Diambil 81 penyair untuk mewakili sejumlah kota di Indonesia. Dari luar Jawa diambil Bali dan Lampung. Sisanya dari Jawa. Tidak semua penyair bisa ditampilkan dalam buku ini, karena kalau semua diundang, jumlahnya bisa lebih dari 100 penyair. Untuk menyebut kota misalnya, Jakarta dan Bekasi, tidak semua penyair yang pernah tampil di Sastra Bulan Purnama diundang, beberapa penyair dianggap sudah mewakili. Setiap bulan, minimal 10 penampil yang mengisi Sastra Bulan Purnama. Satu tahun setidaknya ada 120 penampil, 10 tahun 1200 penampil, dan bisa lebih, karena ada bulan-bulan lain, yang tampil lebih dari 10 penampil. Para penampil tidak selalu penyair, tetapi ada pembaca puisi dan penggarap puisi menjadi lagu.

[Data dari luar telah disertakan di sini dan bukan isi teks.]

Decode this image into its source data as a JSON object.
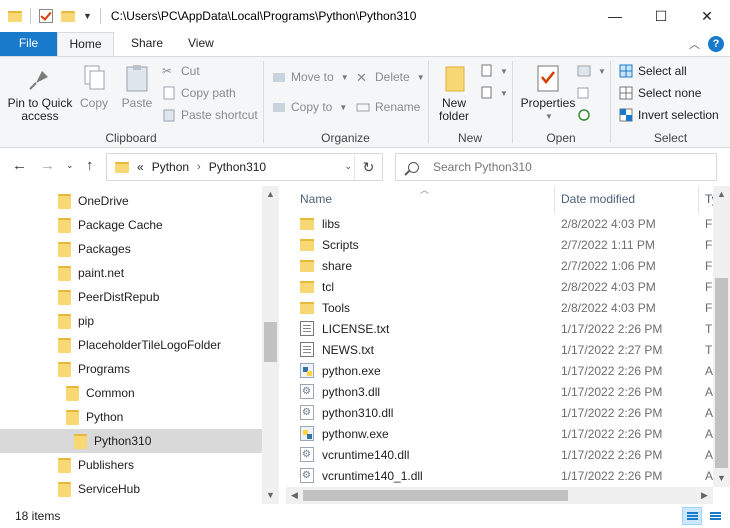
{
  "window": {
    "title_path": "C:\\Users\\PC\\AppData\\Local\\Programs\\Python\\Python310",
    "controls": {
      "minimize": "—",
      "maximize": "☐",
      "close": "✕"
    }
  },
  "ribbon_tabs": {
    "file": "File",
    "home": "Home",
    "share": "Share",
    "view": "View",
    "help": "?"
  },
  "ribbon": {
    "clipboard": {
      "label": "Clipboard",
      "pin_quick_access_line1": "Pin to Quick",
      "pin_quick_access_line2": "access",
      "copy": "Copy",
      "paste": "Paste",
      "cut": "Cut",
      "copy_path": "Copy path",
      "paste_shortcut": "Paste shortcut"
    },
    "organize": {
      "label": "Organize",
      "move_to": "Move to",
      "copy_to": "Copy to",
      "delete": "Delete",
      "rename": "Rename"
    },
    "new": {
      "label": "New",
      "new_folder_line1": "New",
      "new_folder_line2": "folder"
    },
    "open": {
      "label": "Open",
      "properties": "Properties"
    },
    "select": {
      "label": "Select",
      "select_all": "Select all",
      "select_none": "Select none",
      "invert_selection": "Invert selection"
    }
  },
  "address": {
    "overflow": "«",
    "crumbs": [
      "Python",
      "Python310"
    ],
    "search_placeholder": "Search Python310"
  },
  "nav_tree": [
    {
      "label": "OneDrive",
      "indent": 0,
      "selected": false
    },
    {
      "label": "Package Cache",
      "indent": 0,
      "selected": false
    },
    {
      "label": "Packages",
      "indent": 0,
      "selected": false
    },
    {
      "label": "paint.net",
      "indent": 0,
      "selected": false
    },
    {
      "label": "PeerDistRepub",
      "indent": 0,
      "selected": false
    },
    {
      "label": "pip",
      "indent": 0,
      "selected": false
    },
    {
      "label": "PlaceholderTileLogoFolder",
      "indent": 0,
      "selected": false
    },
    {
      "label": "Programs",
      "indent": 0,
      "selected": false
    },
    {
      "label": "Common",
      "indent": 1,
      "selected": false
    },
    {
      "label": "Python",
      "indent": 1,
      "selected": false
    },
    {
      "label": "Python310",
      "indent": 2,
      "selected": true
    },
    {
      "label": "Publishers",
      "indent": 0,
      "selected": false
    },
    {
      "label": "ServiceHub",
      "indent": 0,
      "selected": false
    }
  ],
  "columns": {
    "name": "Name",
    "date": "Date modified",
    "type": "Ty"
  },
  "files": [
    {
      "name": "libs",
      "date": "2/8/2022 4:03 PM",
      "type": "F",
      "icon": "folder"
    },
    {
      "name": "Scripts",
      "date": "2/7/2022 1:11 PM",
      "type": "F",
      "icon": "folder"
    },
    {
      "name": "share",
      "date": "2/7/2022 1:06 PM",
      "type": "F",
      "icon": "folder"
    },
    {
      "name": "tcl",
      "date": "2/8/2022 4:03 PM",
      "type": "F",
      "icon": "folder"
    },
    {
      "name": "Tools",
      "date": "2/8/2022 4:03 PM",
      "type": "F",
      "icon": "folder"
    },
    {
      "name": "LICENSE.txt",
      "date": "1/17/2022 2:26 PM",
      "type": "T",
      "icon": "txt"
    },
    {
      "name": "NEWS.txt",
      "date": "1/17/2022 2:27 PM",
      "type": "T",
      "icon": "txt"
    },
    {
      "name": "python.exe",
      "date": "1/17/2022 2:26 PM",
      "type": "A",
      "icon": "exe"
    },
    {
      "name": "python3.dll",
      "date": "1/17/2022 2:26 PM",
      "type": "A",
      "icon": "dll"
    },
    {
      "name": "python310.dll",
      "date": "1/17/2022 2:26 PM",
      "type": "A",
      "icon": "dll"
    },
    {
      "name": "pythonw.exe",
      "date": "1/17/2022 2:26 PM",
      "type": "A",
      "icon": "exe py"
    },
    {
      "name": "vcruntime140.dll",
      "date": "1/17/2022 2:26 PM",
      "type": "A",
      "icon": "dll"
    },
    {
      "name": "vcruntime140_1.dll",
      "date": "1/17/2022 2:26 PM",
      "type": "A",
      "icon": "dll"
    }
  ],
  "status": {
    "item_count": "18 items"
  },
  "colors": {
    "accent": "#1979ca",
    "folder": "#f8d775",
    "selected_row": "#d9d9d9"
  }
}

Jadi, mohon maaf kepada penyair yang tidak diundang untuk ikut antologi puisi 10 tahun Sastra Bulan Purnama, karena masing-masing kota penyairnya sudah ada wakilnya. Kepada para penampil lain, para pembaca puisi, pelantun lagu puisi dan musikalisasi puisi, dan para penari yang menafsirkan puisi dalam bentuk tarian, tak bisa lain, hanya bisa mengucapkan banyak terimakasih. Tentu, kepada para hadirin di Sastra Bulan Purnama, yang rajin, atau yang hanya sesekali, tidak lupa juga diucapkan banyak terimakasih atas kehadirannya. Tidak lupa, SBP dalam format digital, kepada yang sudah menengok dan memberi ‘like’ serta subscribe, diucapkan banyak terimakasih.

Sejak awal Sastra Bulan Purnama, kepada teman-teman wartawan dari berbagai media baik media cetak maupun media online, yang terus memberi ruang untuk Sastra Bulan Purnama, baik yang luring maupun daring, diucapkan banyak terimakasih.

Kepada kawan-kawan yang selalu terlibat penyelenggaraan Sastra Bulan Purnama, baik dari Tembi Rumah Budaya maupun di luar Tembi, termasuk beberapa fotografer yang mengabadikan SBP melalui lensa kamera, terimakasih yang tulus diberikan pada mereka.

Anggap saja. Sastra Bulan Purnama adalah ruang komunikasi dan interaksi sastra. Pada tahun ke 10 ditandai dengan penerbitan buku puisi, dan mudah-mudahan tahun-tahun berikutnya SBP masih terus bisa menemani, meski mungkin, pandemi covid 19, belum sepenuhnya punah.

Sekali lagi, terimakasih kepada semua pihak yang telah memban-tu terbitnya buku puisi ini khususnya, dan terselenggaranya acara 10 Tahun Sastra Bulan Purnama.